Furthermore, we illustrated that 2nd-order growth models, a strategy available for almost two decades (McArdle, 1988) but rarely used in contemporary research, provide a useful tool for investigating different forms of factorial invariance. The results obtained when fitting 2nd-order growth models to the two data sets used in this study show that, when measurement invariance cannot be assumed, the selection of a different reference indicator for the scaling of the latent variable can substantially change both model fit and parameter estimates. Under conditions of strong or strict factorial invariance, on the other hand, this scaling choice does not affect either aspect of the model. This finding supports previous work in the area (Stoel et al., 2004) and has implications for the interpretation of change in latent constructs measured by a set of manifest variables.
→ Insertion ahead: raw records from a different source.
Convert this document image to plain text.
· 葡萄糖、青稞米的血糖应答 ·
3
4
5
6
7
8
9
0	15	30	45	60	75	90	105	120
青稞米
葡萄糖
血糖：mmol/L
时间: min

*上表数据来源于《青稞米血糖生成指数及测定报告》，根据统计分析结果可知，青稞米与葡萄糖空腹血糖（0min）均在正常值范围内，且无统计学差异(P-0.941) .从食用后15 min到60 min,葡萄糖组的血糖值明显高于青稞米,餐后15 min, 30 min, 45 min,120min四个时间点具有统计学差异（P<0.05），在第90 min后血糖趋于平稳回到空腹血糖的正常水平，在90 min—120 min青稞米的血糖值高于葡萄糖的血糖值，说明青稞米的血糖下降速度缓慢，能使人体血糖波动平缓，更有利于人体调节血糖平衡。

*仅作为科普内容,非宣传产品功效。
Some alternatives have been proposed to deal with lack of factorial invariance. One such alternative consists on identifying the covariance and mean structure of the model setting constraints on the latent variable structure instead of constraining the measurement (i.e. the factor loadings and intercepts) part of the model (Chan, 1988; Dolan & Molenaar, 1994; Horn & McArdle, 1992; Stoel et al., 2004). We recognized, however, that this strategy may make for a difficult interpretation of some parameters if a latent growth structure is imposed on the first-order factors. Although not addressed in our analyses, this is an important area of research for future studies.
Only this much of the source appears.